Mit Widerspruchsbescheid vom 13. Januar 1999 änderte die Regierung von Unterfranken den Bescheid des Klägers vom 12. November 1997 ab und setzte die vom Beigeladenen zu zahlende Abfallentsorgungsgebühr - unter Zurückweisung des Widerspruchs im Übrigen - auf 57.983 DM fest. Zur Begründung heißt es, dass eine Nachveranlagung für das Jahr 1993 ausscheide, weil für den 5.000 l-Müllgroßbehälter eine Gebührenerhöhung bei einer mehrmaligen Abfuhr in § 4 Abs. 3 AbfGS 1991 nicht vorgesehen sei. Ein etwaiges Versehen des Satzungsgebers könne nicht durch eine erweiternde Auslegung der dem Wortlaut nach eindeutigen Bestimmung korrigiert werden. Für die Jahre 1994 bis 1997 hingegen gebe es eine ausreichende Rechtsgrundlage aufgrund einer Änderungssatzung. Der Widerspruchsbescheid ist hinsichtlich seines zurückweisenden Teils bestandskräftig geworden.
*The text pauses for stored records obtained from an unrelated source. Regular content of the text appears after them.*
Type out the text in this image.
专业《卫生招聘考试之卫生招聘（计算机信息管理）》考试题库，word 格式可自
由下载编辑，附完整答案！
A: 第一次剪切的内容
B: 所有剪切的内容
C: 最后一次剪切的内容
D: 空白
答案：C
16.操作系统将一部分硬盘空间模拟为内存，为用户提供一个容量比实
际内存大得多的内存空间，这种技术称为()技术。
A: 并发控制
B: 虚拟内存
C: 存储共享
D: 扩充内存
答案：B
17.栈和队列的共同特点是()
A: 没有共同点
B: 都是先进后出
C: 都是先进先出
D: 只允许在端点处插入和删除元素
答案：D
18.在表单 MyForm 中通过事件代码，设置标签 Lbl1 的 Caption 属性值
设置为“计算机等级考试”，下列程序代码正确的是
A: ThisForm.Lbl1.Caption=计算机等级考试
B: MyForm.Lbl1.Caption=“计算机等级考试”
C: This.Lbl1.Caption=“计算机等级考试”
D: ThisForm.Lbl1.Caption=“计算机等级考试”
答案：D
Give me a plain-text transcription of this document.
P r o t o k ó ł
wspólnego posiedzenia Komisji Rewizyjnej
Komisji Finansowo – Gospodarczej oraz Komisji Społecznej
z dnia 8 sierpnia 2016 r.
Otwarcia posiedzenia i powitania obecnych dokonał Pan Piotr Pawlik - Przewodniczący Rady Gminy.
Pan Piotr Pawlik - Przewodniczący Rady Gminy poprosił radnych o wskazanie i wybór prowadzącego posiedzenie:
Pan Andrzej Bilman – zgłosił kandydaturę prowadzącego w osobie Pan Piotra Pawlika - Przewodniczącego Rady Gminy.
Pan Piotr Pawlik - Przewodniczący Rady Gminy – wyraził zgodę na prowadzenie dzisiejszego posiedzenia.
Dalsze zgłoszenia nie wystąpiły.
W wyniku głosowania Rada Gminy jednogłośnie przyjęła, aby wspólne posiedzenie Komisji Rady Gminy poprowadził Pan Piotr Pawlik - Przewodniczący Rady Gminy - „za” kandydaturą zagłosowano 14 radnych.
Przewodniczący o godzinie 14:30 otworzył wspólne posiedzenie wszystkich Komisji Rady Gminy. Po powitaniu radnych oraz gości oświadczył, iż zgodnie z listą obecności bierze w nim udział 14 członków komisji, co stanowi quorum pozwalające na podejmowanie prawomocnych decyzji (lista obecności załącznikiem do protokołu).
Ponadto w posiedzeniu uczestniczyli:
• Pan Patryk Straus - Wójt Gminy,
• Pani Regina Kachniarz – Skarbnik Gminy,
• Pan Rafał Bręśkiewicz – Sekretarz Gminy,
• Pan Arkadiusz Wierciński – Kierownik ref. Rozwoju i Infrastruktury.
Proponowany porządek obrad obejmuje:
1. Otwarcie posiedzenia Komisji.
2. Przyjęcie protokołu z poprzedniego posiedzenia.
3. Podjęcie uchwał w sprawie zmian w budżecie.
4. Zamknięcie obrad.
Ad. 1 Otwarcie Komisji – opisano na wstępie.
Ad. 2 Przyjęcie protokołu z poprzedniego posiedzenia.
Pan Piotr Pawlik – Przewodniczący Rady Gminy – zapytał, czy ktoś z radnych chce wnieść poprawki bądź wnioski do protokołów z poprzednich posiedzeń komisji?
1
Der Kläger hat mit Änderungssatzung vom 19. April 1999 dem § 4 Abs. 3 Satz 1 AbfGS 1991 für die Zeit vom 1. Juli 1991 bis 31. Dezember 1993 folgende Fassung gegeben: "Bei wöchentlich mehrmaliger Abfuhr der in Abs. 1 und Abs. 2 genannten Müllgroßbehälter werden die in Abs. 1 Ziff. 3 bis 5 geregelten Gebühren entsprechend vervielfacht."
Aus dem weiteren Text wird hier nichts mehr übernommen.